What are the results of yielding to temptation? "Then, after desire has conceived, it gives birth to sin; and sin, when it is full-grown, gives birth to death" (vs.. 15). When we succumb to temptation, we begin to die to purity, purpose, life, joy, meaning.
How can you and I overcome temptation? We must deal with our desires. You don't have to give in -- its up to you. You are the final authority. You have a new nature in Christ and the power of the Holy Spirit lives within you. A little girl once said in response to a question about how to deal with temptation: "When Satan comes knocking at the door of my heart, I send Jesus to the door. When Satan sees Jesus, he says, 'Oops, I'm sorry. I must have the wrong house.'" "Greater is He that lives in us than the one who lives in the world." I John 4:4.
Here are some practical suggestions for dealing with temptations. (1) Recognize your desires as real and normal. (2) Keep your focus on Christ, the giver of every good and perfect gift.

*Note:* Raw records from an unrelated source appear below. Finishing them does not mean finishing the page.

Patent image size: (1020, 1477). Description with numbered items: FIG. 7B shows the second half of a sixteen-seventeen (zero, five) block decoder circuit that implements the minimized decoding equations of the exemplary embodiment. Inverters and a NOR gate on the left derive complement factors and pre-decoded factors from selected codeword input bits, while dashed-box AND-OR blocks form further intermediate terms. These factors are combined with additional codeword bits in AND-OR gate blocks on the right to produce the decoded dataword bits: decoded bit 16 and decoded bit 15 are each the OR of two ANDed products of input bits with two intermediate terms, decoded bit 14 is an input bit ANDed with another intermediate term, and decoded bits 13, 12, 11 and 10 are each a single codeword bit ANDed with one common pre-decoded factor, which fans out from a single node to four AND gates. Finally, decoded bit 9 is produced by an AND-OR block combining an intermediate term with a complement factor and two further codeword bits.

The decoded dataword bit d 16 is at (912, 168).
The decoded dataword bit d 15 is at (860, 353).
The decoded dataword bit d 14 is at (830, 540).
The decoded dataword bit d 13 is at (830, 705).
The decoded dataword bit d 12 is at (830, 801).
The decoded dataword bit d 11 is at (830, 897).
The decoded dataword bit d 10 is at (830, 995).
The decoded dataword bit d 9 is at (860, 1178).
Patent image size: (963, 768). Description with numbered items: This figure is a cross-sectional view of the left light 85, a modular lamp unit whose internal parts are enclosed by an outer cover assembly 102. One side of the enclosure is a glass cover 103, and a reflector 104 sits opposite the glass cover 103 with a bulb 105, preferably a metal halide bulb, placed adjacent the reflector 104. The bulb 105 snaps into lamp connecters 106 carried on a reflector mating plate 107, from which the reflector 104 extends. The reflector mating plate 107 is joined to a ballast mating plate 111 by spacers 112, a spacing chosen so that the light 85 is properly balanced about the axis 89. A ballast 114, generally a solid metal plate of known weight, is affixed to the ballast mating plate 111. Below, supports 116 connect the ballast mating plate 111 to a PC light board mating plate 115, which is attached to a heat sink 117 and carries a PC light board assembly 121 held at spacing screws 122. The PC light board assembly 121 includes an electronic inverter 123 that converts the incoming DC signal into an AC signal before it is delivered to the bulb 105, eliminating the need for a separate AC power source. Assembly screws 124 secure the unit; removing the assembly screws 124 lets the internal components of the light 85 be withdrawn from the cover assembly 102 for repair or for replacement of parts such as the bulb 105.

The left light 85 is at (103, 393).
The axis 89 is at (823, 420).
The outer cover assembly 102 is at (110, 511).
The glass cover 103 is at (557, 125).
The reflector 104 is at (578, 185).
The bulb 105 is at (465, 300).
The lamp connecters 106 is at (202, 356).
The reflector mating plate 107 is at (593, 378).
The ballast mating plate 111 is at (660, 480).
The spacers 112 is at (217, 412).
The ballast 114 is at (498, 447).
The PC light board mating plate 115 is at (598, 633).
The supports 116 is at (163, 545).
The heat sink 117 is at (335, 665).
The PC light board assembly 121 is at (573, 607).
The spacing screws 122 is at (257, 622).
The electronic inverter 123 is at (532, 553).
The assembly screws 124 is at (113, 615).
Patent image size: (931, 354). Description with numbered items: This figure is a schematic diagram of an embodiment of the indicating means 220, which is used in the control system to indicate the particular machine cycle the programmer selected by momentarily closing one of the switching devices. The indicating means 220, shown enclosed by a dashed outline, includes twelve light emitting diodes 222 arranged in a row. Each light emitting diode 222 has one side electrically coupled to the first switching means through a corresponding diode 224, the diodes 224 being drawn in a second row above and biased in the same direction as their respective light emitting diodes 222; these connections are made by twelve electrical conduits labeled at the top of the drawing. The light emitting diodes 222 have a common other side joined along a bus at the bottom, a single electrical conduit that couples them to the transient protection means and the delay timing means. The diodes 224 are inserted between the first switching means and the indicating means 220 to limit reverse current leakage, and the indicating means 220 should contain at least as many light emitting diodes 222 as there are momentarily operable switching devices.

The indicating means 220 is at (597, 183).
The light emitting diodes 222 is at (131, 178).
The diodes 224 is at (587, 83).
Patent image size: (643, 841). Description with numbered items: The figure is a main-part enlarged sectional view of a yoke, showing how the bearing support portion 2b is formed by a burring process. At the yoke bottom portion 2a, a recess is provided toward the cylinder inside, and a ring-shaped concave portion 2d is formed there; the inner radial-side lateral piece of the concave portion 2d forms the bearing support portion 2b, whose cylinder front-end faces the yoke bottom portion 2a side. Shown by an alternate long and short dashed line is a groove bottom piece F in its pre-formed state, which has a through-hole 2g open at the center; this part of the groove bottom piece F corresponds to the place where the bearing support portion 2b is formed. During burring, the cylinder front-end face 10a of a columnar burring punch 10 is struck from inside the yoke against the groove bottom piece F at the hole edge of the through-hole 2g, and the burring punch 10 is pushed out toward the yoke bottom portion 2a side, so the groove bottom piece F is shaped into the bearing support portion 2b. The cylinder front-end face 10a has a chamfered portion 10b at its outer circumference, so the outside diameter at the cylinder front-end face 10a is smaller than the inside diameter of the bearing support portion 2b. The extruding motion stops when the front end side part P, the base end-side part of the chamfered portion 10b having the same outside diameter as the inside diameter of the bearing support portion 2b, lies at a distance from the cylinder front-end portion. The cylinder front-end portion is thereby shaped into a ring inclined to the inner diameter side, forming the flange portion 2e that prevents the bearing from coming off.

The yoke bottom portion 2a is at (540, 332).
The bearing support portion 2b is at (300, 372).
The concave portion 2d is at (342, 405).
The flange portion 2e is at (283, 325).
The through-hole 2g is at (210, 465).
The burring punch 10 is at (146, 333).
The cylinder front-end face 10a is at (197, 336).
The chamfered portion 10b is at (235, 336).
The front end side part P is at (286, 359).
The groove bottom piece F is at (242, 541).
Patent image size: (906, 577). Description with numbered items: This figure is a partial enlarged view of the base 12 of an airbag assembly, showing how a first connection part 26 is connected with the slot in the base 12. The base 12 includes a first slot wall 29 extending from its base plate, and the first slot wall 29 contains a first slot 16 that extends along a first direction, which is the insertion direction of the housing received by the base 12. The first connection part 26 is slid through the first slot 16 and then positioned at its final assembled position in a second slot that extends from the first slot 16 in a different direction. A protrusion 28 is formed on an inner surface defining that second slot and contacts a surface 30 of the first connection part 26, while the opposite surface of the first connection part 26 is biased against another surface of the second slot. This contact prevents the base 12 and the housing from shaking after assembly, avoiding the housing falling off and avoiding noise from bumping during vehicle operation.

A trained dog will "sit" in front of a steak keeping his eyes on his master, and will eat the steak only after the master signals it's OK. (3) Discover and understand the areas where you are the weakest and most vulnerability and stay away from temptations in those areas. If you don't want to be stung, stay away from hornet's nests. (4) Learn to say "no" in the power of the Holy Spirit. "Walk (live) by the power of the spirit and say no to the desires of the flesh" (Galatians 5:16). (5) Acknowledge past failures, ask God for forgiveness, and begin focusing on Him.
Use the fellowship of Christians in your church to help you -- a friend in Sunday School -- an accountability group. "No temptation has seized you except what is common to man. And God is faithful; he will not let you be tempted beyond what you can bear. But when you are tempted, he will also provide a way out so that you can stand up under it." (I Corinthians 10:13 NIV).